On the next trial date the chemist was late. I put on five witnesses to establish everything my client had been doing well while on probation. One witness was particularly effective. He works at the Upper County Youth Center. He testified that my client was at the youth center three to four times a week for three to four hours a day studying for his GED. He was also receiving counseling from this witness. The judge was paying close attention.
Finally the chemist showed up and was able to prove that the marijuana in the bags was indeed marijuana. The judge was convinced that my client was guilty of possession of marijuana and violating probation.
The judge was ready to give my client the full backup time. I was able to successfully argue that it would be unfair. My client had spent most of his time on probation doing the right thing-working, getting counseling, getting a GED, trying to get his driver's license. The judge finally relented and instead of giving the full backup time gave 18 months of local time with a consideration for the work release Center in Montgomery County which would allow my client to spend his days working rather than being locked up.

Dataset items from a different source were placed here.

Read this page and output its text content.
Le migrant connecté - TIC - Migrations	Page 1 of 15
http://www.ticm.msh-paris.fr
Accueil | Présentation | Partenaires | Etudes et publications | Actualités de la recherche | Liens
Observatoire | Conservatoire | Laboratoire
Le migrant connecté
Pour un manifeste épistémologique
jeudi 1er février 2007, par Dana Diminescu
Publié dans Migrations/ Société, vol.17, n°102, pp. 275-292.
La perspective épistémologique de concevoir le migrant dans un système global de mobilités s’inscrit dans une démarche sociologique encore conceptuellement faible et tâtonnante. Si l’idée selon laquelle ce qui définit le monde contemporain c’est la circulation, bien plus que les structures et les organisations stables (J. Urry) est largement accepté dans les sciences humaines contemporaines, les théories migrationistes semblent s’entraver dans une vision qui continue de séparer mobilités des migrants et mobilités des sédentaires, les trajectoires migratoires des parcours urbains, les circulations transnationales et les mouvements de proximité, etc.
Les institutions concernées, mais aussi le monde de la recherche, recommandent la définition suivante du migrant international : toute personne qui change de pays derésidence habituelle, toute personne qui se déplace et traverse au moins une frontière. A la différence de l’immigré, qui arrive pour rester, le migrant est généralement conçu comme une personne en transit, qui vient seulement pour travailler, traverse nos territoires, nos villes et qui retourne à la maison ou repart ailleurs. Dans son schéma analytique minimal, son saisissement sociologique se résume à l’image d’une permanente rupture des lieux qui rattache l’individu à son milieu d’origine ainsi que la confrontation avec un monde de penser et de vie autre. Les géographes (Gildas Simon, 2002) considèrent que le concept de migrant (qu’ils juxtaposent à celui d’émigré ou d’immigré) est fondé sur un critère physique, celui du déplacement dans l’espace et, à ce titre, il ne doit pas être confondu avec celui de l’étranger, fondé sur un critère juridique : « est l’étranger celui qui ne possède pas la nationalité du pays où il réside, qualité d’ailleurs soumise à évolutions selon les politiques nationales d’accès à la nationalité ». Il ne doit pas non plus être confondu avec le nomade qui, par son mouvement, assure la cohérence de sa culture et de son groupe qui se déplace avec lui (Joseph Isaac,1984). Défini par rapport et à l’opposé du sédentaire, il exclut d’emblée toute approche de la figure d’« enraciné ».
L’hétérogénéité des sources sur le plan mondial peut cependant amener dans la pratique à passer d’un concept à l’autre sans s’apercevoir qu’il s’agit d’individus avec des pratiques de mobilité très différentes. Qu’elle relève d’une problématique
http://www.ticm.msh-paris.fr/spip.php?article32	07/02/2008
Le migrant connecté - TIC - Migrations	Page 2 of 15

This was very unusual for this judge.
Although I did not prevail for my client I appeared five times in court on the violation of probation (there was an initial appearance before another judge regarding a bond hearing), I had law to support my client's position and I had fact witnesses to help in mitigation of sentencing. I fought the state's tooth and nail and at least was able to achieve two things. My client did not get the full backup time. My client is eligible for work release.